Blog Author: Jamie Rauscher, RVT
NAVTA Committee Member
When asked to write this particular blog for NAVTA for this month, I felt as though it was meant to be. Destiny. Written in the stars, so to speak. The topic of Caring for the Caregiver really hit home for me this past year. In more ways than one. Here is my story…
As some of you who know me personally are aware, my husband started to show signs of something not being right in April of last year. He felt off, just not himself. The lymph nodes in the right side of his neck were enlarged. After several doctor’s visits and multiple routes of testing, he was diagnosed with cancer at the age of 44. From that point, we began a roller coaster of events that still continue to impact our lives daily.
Up until his diagnosis, we went to several different doctor’s appointments, all involving different tests and procedures. Each time these things needed to happen, I was right there with my husband (or as close as I could be with Covid parameters in place). He was scared, worried about what we were going to be told. How would his life change? What would that mean for him going forward? For our family? His white coat syndrome was very apparent from the first doctor’s visit before he was even diagnosed with something being wrong. I was right by his side when we got his cancer diagnosis. Holding his hand, always the strong one, ready to help him get through this, no matter what it involved.
I didn’t have much of a choice in the matter.
He lost his job when Covid hit. I was the only source of income in our home. I had to go to work to keep a roof over our heads—groceries in our refrigerator. Pay for our health insurance. I continued to work, day in and day out, making ends meet. I was exhausted from keeping up with work and our home life.
I didn’t have much of a choice in the matter.
I left work each day to take him to his daily radiation appointments for seven weeks. He could not bring himself to go alone, as they put a mask over his face and secured his body to a table to prevent him from moving during the radiation treatments. I worked my schedule around his weekly chemotherapy appointments. For seven weeks. Sitting in the parking lot of the chemotherapy center, waiting for him to get finished so I could take him back home and help him get back in bed. In between, visiting the various doctors involved in his care. Picking up prescriptions. Keeping his medications on schedule to help with general nausea, pain, and depression.
I didn’t have much of a choice in the matter.
During his treatments and for many months afterward, I dealt with sleepless nights that amounted to more than I could count. Up with him being nauseous, painful, and just plain scared of what was happening to his body. Cleaning up vomit when he was too weak to get off the bathroom floor. Helping him to get dressed and bathed because he could not do it himself. Watching him lose so much of himself physically and emotionally. Listening to him talk about the things he had no control of. His depression was that of someone with PTSD, who had no input on what their body went through and the outcome. His anger at me for pushing him to pursue treatment when he just wanted to give up. His emotions were all over the place, as were mine.
I didn’t have much of a choice in the matter.
I was exhausted. Physically and mentally. I kept going, pushing him to get through treatment for himself, our son, and me. For our family. I worked to keep our home and our lives going as best I could. To be on time for his appointments, remembering to schedule the next one and the one after that. I gave the appearance of someone that could handle anything and was able to keep it all together, running our lives like clockwork, smooth and steady.
I didn’t have much of a choice in the matter.
I cried in the bathroom with the water turned on so no one would hear me.

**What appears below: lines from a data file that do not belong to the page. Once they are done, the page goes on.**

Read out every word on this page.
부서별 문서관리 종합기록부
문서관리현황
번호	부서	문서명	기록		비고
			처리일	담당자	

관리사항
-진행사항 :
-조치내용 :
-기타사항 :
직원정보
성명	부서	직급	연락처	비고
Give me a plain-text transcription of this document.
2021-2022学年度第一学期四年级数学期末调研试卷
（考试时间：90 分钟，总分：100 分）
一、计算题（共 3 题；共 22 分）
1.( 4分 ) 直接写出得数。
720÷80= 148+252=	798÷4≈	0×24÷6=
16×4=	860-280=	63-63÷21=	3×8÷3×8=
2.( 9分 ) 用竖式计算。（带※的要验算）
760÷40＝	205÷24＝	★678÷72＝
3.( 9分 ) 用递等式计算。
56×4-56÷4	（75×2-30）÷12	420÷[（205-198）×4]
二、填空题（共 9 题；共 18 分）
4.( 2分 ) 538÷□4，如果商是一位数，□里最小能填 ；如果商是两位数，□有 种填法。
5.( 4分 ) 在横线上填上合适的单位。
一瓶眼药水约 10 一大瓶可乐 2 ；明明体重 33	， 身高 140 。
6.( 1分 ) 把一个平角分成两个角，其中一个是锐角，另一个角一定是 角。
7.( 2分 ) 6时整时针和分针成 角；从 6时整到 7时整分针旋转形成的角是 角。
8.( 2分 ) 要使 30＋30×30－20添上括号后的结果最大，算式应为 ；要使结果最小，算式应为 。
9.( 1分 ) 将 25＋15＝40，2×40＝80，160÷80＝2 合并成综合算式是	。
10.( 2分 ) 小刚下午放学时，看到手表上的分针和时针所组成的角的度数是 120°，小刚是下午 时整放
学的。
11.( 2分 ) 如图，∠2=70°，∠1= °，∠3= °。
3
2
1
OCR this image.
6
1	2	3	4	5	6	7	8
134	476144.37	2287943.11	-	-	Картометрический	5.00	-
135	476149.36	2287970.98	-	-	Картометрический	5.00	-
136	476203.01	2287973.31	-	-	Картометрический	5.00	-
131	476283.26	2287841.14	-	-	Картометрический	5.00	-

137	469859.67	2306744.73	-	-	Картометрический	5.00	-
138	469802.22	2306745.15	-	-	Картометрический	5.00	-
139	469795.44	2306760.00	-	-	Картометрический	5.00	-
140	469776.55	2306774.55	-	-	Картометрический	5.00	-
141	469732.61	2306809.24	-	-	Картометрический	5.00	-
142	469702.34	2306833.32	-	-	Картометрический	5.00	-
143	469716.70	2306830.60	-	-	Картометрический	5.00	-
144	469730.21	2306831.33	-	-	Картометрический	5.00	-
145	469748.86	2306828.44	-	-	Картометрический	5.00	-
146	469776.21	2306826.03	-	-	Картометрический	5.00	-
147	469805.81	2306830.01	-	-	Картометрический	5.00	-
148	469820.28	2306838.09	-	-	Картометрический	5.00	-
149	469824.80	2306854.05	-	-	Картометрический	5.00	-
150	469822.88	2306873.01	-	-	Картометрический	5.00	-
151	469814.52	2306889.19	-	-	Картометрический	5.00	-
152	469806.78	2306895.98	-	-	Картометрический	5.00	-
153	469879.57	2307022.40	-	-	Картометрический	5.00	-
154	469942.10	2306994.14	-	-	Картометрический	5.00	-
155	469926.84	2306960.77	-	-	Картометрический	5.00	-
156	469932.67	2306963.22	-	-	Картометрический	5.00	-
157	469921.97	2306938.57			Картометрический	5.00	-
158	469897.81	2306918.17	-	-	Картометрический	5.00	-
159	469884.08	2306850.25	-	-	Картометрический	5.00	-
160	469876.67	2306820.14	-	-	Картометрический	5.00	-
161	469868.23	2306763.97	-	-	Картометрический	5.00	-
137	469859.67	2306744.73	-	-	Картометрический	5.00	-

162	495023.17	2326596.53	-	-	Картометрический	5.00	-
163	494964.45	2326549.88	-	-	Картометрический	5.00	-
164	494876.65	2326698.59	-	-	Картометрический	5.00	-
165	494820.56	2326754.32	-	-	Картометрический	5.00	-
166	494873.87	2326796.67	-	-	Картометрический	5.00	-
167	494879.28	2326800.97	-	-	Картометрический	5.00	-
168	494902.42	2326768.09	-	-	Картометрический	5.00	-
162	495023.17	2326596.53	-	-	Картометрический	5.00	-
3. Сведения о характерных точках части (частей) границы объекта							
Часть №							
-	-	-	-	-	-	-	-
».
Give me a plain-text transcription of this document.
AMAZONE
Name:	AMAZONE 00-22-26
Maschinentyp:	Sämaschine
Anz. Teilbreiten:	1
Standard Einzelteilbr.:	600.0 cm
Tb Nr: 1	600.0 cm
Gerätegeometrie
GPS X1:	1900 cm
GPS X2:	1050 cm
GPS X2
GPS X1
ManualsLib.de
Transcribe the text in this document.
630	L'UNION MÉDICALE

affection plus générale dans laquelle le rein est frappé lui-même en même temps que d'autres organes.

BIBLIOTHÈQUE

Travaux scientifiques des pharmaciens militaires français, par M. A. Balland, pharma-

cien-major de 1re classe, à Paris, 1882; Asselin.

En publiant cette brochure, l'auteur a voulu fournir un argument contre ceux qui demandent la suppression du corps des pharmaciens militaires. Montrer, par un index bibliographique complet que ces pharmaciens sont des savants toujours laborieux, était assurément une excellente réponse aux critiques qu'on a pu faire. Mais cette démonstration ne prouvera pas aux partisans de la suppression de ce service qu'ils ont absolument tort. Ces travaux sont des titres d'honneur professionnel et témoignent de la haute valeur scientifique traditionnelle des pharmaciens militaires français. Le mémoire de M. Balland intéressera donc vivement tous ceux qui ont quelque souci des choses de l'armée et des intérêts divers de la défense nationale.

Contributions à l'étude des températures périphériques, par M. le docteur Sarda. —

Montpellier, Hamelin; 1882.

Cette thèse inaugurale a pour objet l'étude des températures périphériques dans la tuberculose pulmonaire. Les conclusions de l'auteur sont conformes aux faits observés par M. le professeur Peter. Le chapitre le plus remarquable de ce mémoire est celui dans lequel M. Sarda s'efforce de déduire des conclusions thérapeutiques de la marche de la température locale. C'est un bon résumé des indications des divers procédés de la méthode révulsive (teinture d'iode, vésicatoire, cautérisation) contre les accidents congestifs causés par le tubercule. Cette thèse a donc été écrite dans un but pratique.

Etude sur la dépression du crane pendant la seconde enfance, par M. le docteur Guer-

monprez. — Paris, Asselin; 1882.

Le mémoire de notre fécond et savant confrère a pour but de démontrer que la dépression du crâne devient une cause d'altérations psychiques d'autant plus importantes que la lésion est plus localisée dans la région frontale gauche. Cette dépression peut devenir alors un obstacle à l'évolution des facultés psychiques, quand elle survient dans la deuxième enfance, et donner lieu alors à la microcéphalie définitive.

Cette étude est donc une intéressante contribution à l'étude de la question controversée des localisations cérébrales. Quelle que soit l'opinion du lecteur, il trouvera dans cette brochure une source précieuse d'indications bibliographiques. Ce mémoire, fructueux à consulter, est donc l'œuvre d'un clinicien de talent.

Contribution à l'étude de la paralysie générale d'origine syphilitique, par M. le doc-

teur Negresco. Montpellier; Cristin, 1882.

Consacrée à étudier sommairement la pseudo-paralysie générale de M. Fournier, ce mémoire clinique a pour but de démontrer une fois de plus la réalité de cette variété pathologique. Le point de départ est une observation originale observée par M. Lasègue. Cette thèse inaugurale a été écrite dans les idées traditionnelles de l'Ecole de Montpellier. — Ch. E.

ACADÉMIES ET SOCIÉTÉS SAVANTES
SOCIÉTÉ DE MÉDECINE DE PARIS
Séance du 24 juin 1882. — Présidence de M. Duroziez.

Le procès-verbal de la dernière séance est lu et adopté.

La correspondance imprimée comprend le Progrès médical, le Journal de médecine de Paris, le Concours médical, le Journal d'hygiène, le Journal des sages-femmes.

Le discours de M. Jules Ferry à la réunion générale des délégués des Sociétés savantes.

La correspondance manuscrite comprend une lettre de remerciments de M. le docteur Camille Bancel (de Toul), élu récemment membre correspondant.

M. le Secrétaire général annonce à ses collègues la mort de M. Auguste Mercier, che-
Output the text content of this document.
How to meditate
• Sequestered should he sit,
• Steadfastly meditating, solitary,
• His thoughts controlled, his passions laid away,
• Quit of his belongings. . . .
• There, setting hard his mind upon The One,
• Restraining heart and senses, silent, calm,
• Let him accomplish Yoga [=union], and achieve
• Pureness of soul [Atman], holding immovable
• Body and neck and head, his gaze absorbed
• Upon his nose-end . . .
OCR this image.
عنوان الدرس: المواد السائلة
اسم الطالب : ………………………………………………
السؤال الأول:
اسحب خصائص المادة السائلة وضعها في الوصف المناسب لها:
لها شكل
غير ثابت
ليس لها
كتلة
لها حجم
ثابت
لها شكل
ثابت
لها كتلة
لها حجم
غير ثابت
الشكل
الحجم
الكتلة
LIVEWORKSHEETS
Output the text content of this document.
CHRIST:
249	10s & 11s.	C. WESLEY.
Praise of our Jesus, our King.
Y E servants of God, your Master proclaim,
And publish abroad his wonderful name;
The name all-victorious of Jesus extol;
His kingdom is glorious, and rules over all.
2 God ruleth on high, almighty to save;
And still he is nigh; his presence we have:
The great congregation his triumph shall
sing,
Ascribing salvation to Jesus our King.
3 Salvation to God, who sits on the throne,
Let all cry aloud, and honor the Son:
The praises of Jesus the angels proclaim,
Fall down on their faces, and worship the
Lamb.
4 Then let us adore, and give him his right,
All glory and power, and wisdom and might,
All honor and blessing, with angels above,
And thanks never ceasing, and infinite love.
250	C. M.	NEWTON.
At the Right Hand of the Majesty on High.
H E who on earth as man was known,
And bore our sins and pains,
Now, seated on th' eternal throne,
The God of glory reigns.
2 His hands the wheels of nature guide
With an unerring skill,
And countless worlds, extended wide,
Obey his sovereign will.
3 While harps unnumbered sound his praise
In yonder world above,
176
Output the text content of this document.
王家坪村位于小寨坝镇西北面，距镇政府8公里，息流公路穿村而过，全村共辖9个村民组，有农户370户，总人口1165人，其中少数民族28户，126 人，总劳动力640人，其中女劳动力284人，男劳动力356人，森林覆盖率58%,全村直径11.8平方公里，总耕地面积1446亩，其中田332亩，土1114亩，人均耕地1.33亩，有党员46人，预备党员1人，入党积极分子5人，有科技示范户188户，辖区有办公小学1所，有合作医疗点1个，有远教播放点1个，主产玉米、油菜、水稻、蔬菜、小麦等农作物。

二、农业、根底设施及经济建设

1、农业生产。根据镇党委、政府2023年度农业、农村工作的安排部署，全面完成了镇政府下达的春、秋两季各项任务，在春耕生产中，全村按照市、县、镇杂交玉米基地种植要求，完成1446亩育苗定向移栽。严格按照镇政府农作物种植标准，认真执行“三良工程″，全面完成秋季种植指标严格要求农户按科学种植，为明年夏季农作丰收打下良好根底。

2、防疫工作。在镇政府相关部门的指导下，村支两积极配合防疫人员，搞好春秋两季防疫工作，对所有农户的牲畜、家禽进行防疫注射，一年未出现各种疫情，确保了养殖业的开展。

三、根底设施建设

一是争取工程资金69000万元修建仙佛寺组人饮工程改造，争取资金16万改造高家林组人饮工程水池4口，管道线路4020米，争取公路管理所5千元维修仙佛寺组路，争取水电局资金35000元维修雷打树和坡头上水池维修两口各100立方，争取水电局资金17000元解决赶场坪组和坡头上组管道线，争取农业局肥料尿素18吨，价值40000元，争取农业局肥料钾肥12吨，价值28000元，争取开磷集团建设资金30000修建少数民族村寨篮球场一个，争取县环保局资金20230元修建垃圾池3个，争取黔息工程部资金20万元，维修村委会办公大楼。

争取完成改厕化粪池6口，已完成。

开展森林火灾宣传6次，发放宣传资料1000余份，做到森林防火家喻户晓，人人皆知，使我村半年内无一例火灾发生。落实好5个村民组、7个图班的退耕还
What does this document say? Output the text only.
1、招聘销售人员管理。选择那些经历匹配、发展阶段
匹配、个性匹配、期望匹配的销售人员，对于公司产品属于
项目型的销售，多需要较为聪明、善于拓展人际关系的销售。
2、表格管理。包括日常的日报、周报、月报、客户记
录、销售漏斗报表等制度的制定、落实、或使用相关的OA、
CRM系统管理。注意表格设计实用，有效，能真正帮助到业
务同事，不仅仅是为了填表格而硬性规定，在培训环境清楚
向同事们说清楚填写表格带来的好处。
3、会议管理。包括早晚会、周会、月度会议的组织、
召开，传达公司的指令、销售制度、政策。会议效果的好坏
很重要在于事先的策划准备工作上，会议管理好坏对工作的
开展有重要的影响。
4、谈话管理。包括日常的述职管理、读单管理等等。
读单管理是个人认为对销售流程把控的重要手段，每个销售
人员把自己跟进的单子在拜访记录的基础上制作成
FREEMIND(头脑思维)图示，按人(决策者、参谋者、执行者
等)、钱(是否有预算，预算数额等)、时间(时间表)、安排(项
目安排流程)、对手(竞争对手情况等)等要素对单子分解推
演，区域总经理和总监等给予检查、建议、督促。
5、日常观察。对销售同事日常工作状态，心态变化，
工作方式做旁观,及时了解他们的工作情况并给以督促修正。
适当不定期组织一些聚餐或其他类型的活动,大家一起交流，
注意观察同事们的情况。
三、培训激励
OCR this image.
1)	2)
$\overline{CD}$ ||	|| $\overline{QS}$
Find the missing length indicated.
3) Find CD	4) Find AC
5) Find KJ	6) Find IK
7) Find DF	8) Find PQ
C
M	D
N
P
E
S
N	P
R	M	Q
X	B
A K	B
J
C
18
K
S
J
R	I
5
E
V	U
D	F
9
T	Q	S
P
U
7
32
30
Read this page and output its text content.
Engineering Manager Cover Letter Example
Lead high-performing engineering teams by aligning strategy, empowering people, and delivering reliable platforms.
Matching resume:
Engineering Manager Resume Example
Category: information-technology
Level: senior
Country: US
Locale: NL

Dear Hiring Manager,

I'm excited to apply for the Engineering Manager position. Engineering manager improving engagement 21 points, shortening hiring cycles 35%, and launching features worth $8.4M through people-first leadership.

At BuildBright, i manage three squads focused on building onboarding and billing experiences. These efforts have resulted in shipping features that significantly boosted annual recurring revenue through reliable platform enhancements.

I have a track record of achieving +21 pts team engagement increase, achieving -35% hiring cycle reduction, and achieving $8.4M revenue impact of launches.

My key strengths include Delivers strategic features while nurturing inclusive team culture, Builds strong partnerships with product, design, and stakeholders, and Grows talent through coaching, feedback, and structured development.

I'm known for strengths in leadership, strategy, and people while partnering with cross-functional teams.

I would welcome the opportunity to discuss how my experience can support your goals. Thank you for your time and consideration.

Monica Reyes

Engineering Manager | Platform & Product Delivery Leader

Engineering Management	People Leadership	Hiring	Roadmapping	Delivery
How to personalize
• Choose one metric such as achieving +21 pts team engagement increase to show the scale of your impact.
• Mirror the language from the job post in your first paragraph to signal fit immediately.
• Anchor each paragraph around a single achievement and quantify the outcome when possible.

I cried in my car, sitting in it before I went into the house after work. I cried in my bed at night, exhausted and unsure how much more I could take. My tears were mine and mine alone.
Finally, I realized I did have a choice. Several months after my husband finished treatment, I hit a wall. I came to terms with the fact that I could not do everything on my own. That I needed help. I had not taken care of myself for so long I did not remember how. His cancer changed me. It took him getting sick for me to realize I had to start caring for myself. There were so many people in our lives that could have helped me, but I did not want to impose on them. They were just waiting for me to ask for help. In asking for help, I was not made to be weak but stronger in the end.
I set boundaries with my work. I stopped covering shifts when staff called out. There was already plenty of staff scheduled to work. I realized I could not be the solution to making things work, day in and day out at my practice. I have leads in every area that are amazing. I need to let them do their jobs and shine. If they were not capable, I would not have put them in their positions. I took a vacation. I went out with friends. I stayed in a hotel with a technician friend for a weekend attending a local CE conference just so I could get a break from life. I realized I needed to take care of myself just as much as I needed to help care for everyone else.
I did have a choice in the matter. I chose me.